Frightening, then, to consider that AI may be poised to devour that very space. Where communication needs to be made to transform stark numbers into complex clinical recommendations, could AI replace the medical laboratory professional? If the data set is too narrow, it might be exceedingly difficult. But if the administration is not picky, if lower accuracy is accepted, the temptation to replace expensive people with cheap AI may be irresistible.

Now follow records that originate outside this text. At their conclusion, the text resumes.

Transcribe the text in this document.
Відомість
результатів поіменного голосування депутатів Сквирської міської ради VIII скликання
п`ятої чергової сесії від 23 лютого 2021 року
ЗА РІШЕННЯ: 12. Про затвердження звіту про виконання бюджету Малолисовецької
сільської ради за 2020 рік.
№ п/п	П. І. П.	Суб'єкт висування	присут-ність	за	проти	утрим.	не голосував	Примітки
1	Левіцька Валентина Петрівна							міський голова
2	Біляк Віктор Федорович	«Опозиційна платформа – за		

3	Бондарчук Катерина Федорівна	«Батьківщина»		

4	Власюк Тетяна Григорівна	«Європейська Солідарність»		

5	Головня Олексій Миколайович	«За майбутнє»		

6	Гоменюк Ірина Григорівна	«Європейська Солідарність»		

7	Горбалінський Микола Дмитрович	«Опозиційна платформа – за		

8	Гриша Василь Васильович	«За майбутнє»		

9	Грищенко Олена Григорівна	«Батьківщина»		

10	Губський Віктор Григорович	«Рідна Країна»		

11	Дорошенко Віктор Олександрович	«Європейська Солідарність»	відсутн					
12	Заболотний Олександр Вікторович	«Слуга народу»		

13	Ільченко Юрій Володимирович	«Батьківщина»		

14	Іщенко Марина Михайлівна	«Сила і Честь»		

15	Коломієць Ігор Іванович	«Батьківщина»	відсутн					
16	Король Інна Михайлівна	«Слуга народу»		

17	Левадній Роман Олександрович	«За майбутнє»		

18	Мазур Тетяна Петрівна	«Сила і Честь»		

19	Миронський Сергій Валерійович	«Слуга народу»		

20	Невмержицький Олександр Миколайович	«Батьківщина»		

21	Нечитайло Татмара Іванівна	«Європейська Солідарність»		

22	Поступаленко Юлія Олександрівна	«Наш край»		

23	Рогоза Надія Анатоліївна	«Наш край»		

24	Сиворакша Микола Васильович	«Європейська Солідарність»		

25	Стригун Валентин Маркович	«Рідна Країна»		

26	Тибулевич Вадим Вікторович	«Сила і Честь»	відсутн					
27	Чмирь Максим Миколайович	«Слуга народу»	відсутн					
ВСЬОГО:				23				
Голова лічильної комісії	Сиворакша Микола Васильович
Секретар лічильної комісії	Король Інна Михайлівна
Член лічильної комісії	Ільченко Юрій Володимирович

Dr. Plebani, discussing this possibility, asserts, “It is increasingly evident that laboratory data provide information of fundamental importance only if integrated in the context of appropriate request and interpreted on the basis of other clinical information, including the pre-test probability. It appears absurd to expect an AI tool to make a better interpretation of laboratory results than that made by a human, hopefully a well-trained physician, if the data provided are limited.”

Can an AI know the reference ranges of a test? The previous test results of the patient? The pre-analytical errors that may have occurred with the specimen? The competency status of the staff that performed the tests? The QC-status of the method that generated the result? The traceability of the method and the commutability of the controls? The acceptability of reagent lots and calibrators? The differences that might exist between instruments, methods, and laboratories? The most recent EQA/PT results? The most important and most recent publications governing the use and interpretation of the test?

Much of this can be known, may already be known and stored within informatics in the laboratory, and the challenge is only getting a ChatGPT to “learn” all this data. For novel testing, where there is less known about a method and its interpretation, that may be a bridge too far for AI. Humans might still be needed in those areas where interpretation is gray and complex, at least until such time as enough data exists for the AI to learn. If key data is left out, such as the quality of the method, the AI will have errors and blind spots baked into its recommendations. Whether those errors are acceptable is up to us.

Establishing standards of performance for AI in laboratory medicine is a first step, one that laboratory professionals are well-suited for. If AI cannot author a scientific paper, because it cannot be held accountable, what does that say about interpretation and diagnosis? Should we demand that a human always serve as the confirmatory or secondary opinion to anything generated by AI?

The laboratory experience with automation may be instructive. We may soon find ourselves playing a duet with AI, our part growing smaller and smaller over time, until we rest, yielding to an infinite solo.